My SSE code is just as slow as the standard C one, what am I doing wrong ?
Im running on a Intel i3-6100 CPU, using C with minGW and CLion, im using the -O0 flag.
Im mesuring the performance using the clock() function, both versions are equally fast to about 45 ticks (of over 1000) (SSE:1138 ticks - C:1093ticks). I thaught that SSE somehow messes up the clock() time mesuring, but even by simply counting seconds ther is no differnce.

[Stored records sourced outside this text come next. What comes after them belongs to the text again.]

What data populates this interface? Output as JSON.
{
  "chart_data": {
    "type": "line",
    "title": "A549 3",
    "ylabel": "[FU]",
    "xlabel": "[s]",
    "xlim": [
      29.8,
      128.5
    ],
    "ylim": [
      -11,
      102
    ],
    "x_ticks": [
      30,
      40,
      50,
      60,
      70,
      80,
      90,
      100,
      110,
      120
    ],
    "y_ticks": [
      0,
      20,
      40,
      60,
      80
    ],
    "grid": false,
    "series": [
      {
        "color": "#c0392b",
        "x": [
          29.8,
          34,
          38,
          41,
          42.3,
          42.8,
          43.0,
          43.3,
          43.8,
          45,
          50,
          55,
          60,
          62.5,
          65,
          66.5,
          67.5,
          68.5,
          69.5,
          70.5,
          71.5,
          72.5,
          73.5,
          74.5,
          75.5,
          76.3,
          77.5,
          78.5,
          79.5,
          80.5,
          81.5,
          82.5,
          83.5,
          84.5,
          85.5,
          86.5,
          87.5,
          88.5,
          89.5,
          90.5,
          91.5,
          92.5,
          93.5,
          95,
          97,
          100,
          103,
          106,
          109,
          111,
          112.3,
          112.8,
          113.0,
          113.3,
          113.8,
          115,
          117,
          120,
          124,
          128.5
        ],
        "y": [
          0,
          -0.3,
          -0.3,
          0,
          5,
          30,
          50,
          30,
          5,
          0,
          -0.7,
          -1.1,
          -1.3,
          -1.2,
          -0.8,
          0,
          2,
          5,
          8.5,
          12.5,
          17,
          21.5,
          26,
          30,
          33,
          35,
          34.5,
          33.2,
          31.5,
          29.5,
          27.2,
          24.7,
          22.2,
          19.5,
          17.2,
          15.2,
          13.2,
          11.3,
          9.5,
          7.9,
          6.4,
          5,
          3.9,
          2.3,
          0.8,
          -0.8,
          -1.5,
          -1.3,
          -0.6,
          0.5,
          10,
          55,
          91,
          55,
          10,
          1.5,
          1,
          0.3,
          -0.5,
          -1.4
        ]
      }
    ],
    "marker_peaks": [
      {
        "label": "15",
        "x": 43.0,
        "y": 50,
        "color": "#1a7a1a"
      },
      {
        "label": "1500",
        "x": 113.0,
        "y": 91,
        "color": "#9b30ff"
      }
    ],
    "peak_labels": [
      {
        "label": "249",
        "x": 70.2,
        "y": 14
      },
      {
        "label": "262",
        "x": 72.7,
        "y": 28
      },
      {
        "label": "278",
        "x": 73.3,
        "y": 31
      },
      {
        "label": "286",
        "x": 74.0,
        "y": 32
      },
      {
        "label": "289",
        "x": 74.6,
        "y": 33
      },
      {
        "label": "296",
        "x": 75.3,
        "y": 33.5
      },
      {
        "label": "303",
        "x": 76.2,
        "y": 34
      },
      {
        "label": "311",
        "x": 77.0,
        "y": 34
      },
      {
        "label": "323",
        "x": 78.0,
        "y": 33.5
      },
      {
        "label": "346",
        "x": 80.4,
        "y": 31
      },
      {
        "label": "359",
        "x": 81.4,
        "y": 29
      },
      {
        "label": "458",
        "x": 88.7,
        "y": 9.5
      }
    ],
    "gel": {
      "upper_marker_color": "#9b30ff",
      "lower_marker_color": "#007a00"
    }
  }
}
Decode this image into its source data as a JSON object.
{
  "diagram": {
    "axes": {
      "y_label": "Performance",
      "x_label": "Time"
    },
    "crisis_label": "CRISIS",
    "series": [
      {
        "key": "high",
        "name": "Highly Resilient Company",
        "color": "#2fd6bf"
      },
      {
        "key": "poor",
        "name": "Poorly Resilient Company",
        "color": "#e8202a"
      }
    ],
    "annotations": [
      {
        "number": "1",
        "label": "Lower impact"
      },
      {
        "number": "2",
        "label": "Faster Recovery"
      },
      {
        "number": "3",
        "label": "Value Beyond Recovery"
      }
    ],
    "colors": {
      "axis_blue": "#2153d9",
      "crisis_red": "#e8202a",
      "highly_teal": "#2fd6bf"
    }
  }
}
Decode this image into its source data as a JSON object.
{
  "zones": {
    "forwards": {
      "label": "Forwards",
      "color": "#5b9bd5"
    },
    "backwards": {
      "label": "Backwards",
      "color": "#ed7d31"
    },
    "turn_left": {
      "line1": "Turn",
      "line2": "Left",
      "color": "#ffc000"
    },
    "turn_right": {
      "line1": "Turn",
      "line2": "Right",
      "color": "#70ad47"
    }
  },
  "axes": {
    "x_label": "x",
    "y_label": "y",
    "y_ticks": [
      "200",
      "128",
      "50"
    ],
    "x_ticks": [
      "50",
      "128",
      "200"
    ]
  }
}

the function : (swaping comments..)
void vTrace(struct Ray * ray, float t, struct Vec3f * r){
//__m128 * mr = (__m128 *)r;
//__m128 mt_m = _mm_set1_ps(t);
//*mr = _mm_add_ps(*(__m128*)&ray->o, _mm_mul_ps(*(__m128*)&ray->d, mt_m));
r->x = ray->o.x + ray->d.x*t;
r->y = ray->o.y + ray->d.y*t;
r->z = ray->o.z + ray->d.z*t;
}
the benchmarking code:
float benchmark_t = 1;
struct Ray benchmark_ray;
vInit3f(&benchmark_ray.o, 0.2, 0.23, 1.4);
vInit3f(&benchmark_ray.d, 0.2, 0.23, 1.4);
ticks = clock();
i = 0;
while(i < 1000000000 ){
vTrace(&benchmark_ray, benchmark_t, &benchmark_ray.o);
i ++;
}
printf("TIME : %i ticks\n", (clock()-ticks));
printVec("result", benchmark_ray.o);
the structures :
struct Vec3f{
float x;
float y;
float z;
float w;//just for SSE
};
struct Ray{
struct Vec3f o;
struct Vec3f d;
struct Vec3f inverse_d;
};
Using SSE the performance should be about 4-times that fast why is there no performance gain ?